While the title of this paper suggests the use of traditional expert systems technology, the research reported here concerns how to make predictions when a team of experts is available and their predictions are known.
In particular, the authors define an algorithm to solve the following prediction problem: We want to predict whether an event will occur, and we may use the predictions of a finite set of experts; each expert can see a sequence of measurements, and gives his or her opinion on the probability of the event as a real number between 0 and 1. The problem is to build an algorithm that uses the experts’ advice to give the best possible estimate. This requires minimization of the loss, where loss is defined as the absolute value of the difference between the predicted number and the real outcome.

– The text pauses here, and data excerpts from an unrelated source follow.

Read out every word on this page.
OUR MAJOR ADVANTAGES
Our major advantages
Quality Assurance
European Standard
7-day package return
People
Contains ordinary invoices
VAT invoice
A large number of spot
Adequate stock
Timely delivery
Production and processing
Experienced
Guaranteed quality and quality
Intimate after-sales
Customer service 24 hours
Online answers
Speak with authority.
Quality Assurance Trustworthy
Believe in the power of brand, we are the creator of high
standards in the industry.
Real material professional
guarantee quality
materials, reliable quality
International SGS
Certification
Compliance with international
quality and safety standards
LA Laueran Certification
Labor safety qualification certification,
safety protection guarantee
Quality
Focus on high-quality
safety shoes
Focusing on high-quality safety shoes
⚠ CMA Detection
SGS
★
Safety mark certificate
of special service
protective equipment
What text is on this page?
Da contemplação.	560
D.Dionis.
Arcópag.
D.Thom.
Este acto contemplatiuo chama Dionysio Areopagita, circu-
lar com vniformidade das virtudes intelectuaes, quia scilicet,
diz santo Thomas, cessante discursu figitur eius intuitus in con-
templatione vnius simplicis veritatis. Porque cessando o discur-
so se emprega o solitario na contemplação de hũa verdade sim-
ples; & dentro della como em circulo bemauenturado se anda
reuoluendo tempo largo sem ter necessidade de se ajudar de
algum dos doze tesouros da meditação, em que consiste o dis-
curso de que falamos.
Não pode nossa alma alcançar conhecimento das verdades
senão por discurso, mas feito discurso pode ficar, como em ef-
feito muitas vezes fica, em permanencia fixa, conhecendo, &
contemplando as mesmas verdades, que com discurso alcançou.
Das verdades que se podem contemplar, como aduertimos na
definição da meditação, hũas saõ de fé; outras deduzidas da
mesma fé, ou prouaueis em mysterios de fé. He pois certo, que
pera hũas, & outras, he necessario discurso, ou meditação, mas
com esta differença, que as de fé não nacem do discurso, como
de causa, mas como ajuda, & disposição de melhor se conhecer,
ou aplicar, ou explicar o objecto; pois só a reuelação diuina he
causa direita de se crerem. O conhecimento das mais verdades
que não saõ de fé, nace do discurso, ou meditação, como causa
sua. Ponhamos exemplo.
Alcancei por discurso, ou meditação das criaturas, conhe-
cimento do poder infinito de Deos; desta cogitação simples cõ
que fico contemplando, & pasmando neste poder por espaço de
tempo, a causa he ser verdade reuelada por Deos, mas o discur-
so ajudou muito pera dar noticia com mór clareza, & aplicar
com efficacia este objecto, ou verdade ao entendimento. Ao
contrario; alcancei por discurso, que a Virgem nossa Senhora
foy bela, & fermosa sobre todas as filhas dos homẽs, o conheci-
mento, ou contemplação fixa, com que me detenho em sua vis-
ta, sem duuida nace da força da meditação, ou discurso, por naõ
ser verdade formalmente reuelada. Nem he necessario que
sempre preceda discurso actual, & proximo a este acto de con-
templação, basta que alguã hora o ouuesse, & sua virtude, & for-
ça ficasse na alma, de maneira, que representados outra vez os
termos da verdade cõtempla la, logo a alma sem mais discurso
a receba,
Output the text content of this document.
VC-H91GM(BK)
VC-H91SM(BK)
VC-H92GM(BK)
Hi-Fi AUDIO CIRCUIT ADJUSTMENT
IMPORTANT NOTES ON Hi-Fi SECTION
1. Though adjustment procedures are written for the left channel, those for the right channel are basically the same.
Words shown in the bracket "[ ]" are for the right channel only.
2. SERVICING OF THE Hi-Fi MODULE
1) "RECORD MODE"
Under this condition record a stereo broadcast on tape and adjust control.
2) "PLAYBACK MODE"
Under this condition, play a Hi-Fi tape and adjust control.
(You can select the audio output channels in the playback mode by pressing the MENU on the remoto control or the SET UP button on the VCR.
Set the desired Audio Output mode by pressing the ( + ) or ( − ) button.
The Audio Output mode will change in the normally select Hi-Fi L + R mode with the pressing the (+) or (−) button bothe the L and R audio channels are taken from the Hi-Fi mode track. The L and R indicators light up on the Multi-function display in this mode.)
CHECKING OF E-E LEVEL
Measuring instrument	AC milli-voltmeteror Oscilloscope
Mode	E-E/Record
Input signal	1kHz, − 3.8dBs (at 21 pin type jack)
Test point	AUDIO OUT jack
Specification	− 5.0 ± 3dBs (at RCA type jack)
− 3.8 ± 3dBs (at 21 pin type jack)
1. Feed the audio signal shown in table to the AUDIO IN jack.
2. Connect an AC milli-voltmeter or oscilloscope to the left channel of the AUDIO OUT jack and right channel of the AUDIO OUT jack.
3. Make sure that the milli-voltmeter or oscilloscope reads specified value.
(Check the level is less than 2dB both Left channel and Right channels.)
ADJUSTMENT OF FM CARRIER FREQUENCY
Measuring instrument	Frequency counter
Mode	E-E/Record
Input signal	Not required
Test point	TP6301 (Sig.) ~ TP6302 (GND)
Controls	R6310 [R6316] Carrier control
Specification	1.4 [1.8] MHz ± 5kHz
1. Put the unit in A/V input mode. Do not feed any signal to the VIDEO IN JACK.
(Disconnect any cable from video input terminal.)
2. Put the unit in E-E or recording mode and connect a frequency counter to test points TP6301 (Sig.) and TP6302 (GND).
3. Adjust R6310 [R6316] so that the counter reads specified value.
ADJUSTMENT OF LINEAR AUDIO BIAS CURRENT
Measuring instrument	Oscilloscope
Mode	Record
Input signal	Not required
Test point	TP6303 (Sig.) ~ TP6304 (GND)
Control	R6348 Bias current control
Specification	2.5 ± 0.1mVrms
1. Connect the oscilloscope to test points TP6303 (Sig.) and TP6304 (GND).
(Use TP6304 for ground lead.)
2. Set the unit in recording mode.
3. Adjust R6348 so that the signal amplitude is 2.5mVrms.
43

The authors define a family of algorithms, some of them taken from the literature, and study their performance. In particular, the optimal solution algorithms are discussed, and their lower and upper bounds are demonstrated. Since the optimal algorithms have complexity exponential in the number of experts, the authors provide other algorithms to generate the prediction, and demonstrate their lower and upper bounds.
The algorithm P is based on computing and upgrading a nonnegative weight for each expert that reflects the expert’s prediction ability. A parameter controls when to drop poorly performing experts. The choice of the parameter uses a priori knowledge. An iterative variation P* can make predictions without a priori knowledge of the best expert’s loss. In the last part of the paper, the authors discuss an application of the algorithm in pattern recognition, where the problem is to predict the label (0 or 1) of examples taken at random from an arbitrary distribution. The authors compare their solution with other, similar results. The comparison indicates that the new approach is better.
The proofs of the main theorems are difficult and require a few lemmas. This paper is important for everyone working in the field. It covers almost every aspect of a loss function that minimizes the number of mistakes and can use any kind of expert output.